Sept. 24 (Bloomberg) -- Gasoline rose for the first time in four days as unplanned refinery shutdowns may reduce supply of the motor fuel as plants begin fall maintenance.
Futures gained 1.4 percent as BP Plc said it shut the sulfur recovery complex at its Toledo, Ohio, refinery after a breakdown. Valero Energy Corp.’s Memphis refinery is running its fluid catalytic cracker at reduced rates while a sulfur unit is shut, a person familiar with operations said.
“People are seeing these refinery headlines and trading on the expectation for inventories to decline,” said Tim Evans, an energy analyst at Citi Futures Perspective in New York. “We’re due to have a cycle of refinery maintenance and that might help to keep a floor under prices.”

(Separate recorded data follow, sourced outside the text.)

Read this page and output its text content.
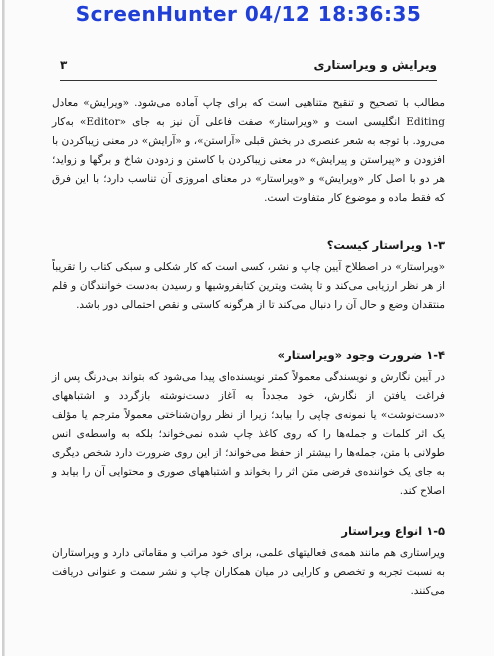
ScreenHunter 04/12 18:36:35
ویرایش و ویراستاری
۳

مطالب با تصحیح و تنقیح متناهیی است که برای چاپ آماده می‌شود. «ویرایش» معادل Editing انگلیسی است و «ویراستار» صفت فاعلی آن نیز به جای «Editor» به‌کار می‌رود. با توجه به شعر عنصری در بخش قبلی «آراستن»، و «آرایش» در معنی زیباکردن با افزودن و «پیراستن و پیرایش» در معنی زیباکردن با کاستن و زدودن شاخ و برگها و زواید؛ هر دو با اصل کار «ویرایش» و «ویراستار» در معنای امروزی آن تناسب دارد؛ با این فرق که فقط ماده و موضوع کار متفاوت است.

۱-۳ ویراستار کیست؟

«ویراستار» در اصطلاح آیین چاپ و نشر، کسی است که کار شکلی و سبکی کتاب را تقریباً از هر نظر ارزیابی می‌کند و تا پشت ویترین کتابفروشیها و رسیدن به‌دست خوانندگان و قلم منتقدان وضع و حال آن را دنبال می‌کند تا از هرگونه کاستی و نقص احتمالی دور باشد.

۱-۴ ضرورت وجود «ویراستار»

در آیین نگارش و نویسندگی معمولاً کمتر نویسنده‌ای پیدا می‌شود که بتواند بی‌درنگ پس از فراغت یافتن از نگارش، خود مجدداً به آغاز دست‌نوشته بازگردد و اشتباههای «دست‌نوشت» یا نمونه‌ی چاپی را بیابد؛ زیرا از نظر روان‌شناختی معمولاً مترجم یا مؤلف یک اثر کلمات و جمله‌ها را که روی کاغذ چاپ شده نمی‌خواند؛ بلکه به واسطه‌ی انس طولانی با متن، جمله‌ها را بیشتر از حفظ می‌خواند؛ از این روی ضرورت دارد شخص دیگری به جای یک خواننده‌ی فرضی متن اثر را بخواند و اشتباههای صوری و محتوایی آن را بیابد و اصلاح کند.

۱-۵ انواع ویراستار

ویراستاری هم مانند همه‌ی فعالیتهای علمی، برای خود مراتب و مقاماتی دارد و ویراستاران به نسبت تجربه و تخصص و کارایی در میان همکاران چاپ و نشر سمت و عنوانی دریافت می‌کنند.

Gasoline for October delivery rose 3.62 cents to settle at $2.6592 a gallon on the New York Mercantile Exchange. Trading volume was 17 percent above the 100-day average at 3:08 p.m. Prices are down 5.4 percent this year and 3.4 percent in the third quarter.
The motor fuel’s crack spread versus West Texas Intermediate crude widened $1.80 to $8.04 a barrel. The fuel’s premium over Brent gained 86 cents to $2.53.

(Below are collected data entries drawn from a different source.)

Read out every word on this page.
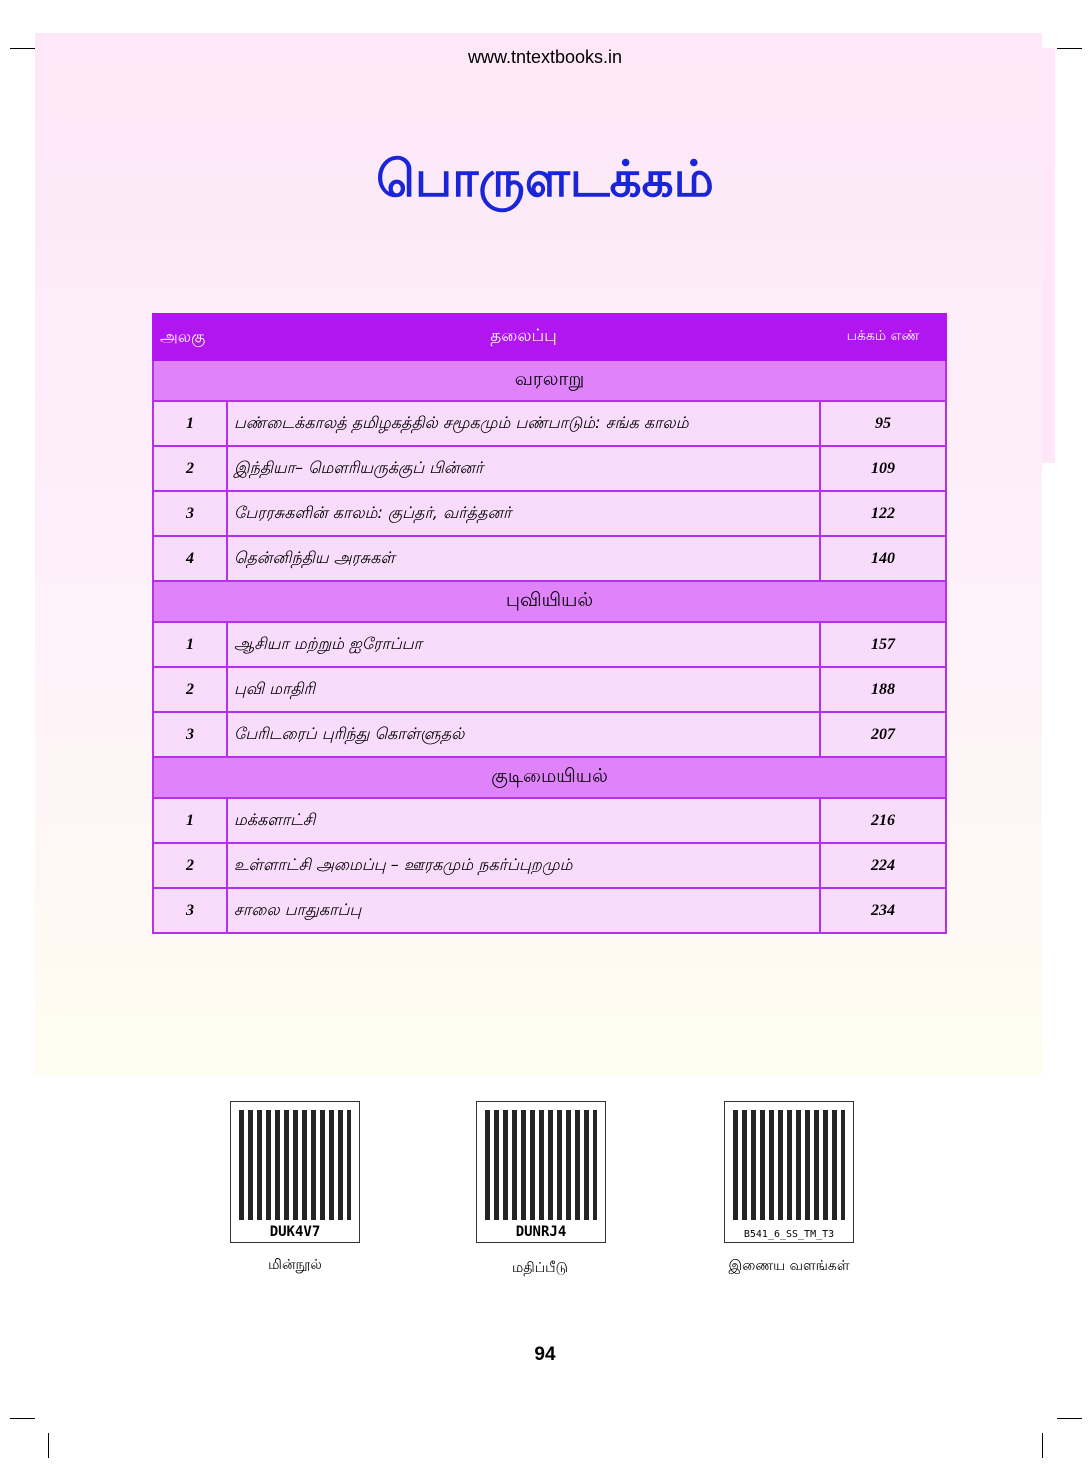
www.tntextbooks.in
பொருளடக்கம்
அலகு	தலைப்பு	பக்கம் எண்
வரலாறு		
1	பண்டைக்காலத் தமிழகத்தில் சமூகமும் பண்பாடும்: சங்க காலம்	95
2	இந்தியா– மௌரியருக்குப் பின்னர்	109
3	பேரரசுகளின் காலம்: குப்தர், வர்த்தனர்	122
4	தென்னிந்திய அரசுகள்	140
புவியியல்		
1	ஆசியா மற்றும் ஐரோப்பா	157
2	புவி மாதிரி	188
3	பேரிடரைப் புரிந்து கொள்ளுதல்	207
குடிமையியல்		
1	மக்களாட்சி	216
2	உள்ளாட்சி அமைப்பு – ஊரகமும் நகர்ப்புறமும்	224
3	சாலை பாதுகாப்பு	234
DUK4V7	DUNRJ4	B541_6_SS_TM_T3
மின்நூல்	மதிப்பீடு	இணைய வளங்கள்
94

Pump prices, averaged nationwide, fell 1.1 cents to $3.461 a gallon, 34.7 cents below a year ago, Heathrow, Florida-based AAA said today on its website.
Ultra-low sulfur diesel lagged behind gasoline as gasoil sank for a third straight day, reducing the incentive for the U.S. to export the fuel to Europe.
Gasoil fell 0.8 percent on the London ICE futures exchange on speculation that new refinery capacity in Saudi Arabia and Asia will increase global distillate inventories.
Saudi Arabian Oil Co. may offer the first cargoes of gasoline and diesel in October from a new refinery, according to two people with knowledge of the situation on Sept. 11. The refinery, at the Persian Gulf port of Jubail, is a joint venture with Total SA.
“The impression is that because of new refining capacity, there will be more than ample supplies in Europe,” said Amrita Sen, chief oil market strategist at Energy Aspects Ltd., a research company in London.
Ultra-low-sulfur diesel for October delivery rose 0.48 cent to settle at $2.961 a gallon on trading volume that was 35 percent above the 100-day average. Futures have dropped 2.8 percent this year and are up 2.8 percent in the third quarter.
ULSD’s crack spread versus WTI widened 62 cents to $21.21 a barrel. The premium over Brent narrowed 32 cents to $15.70.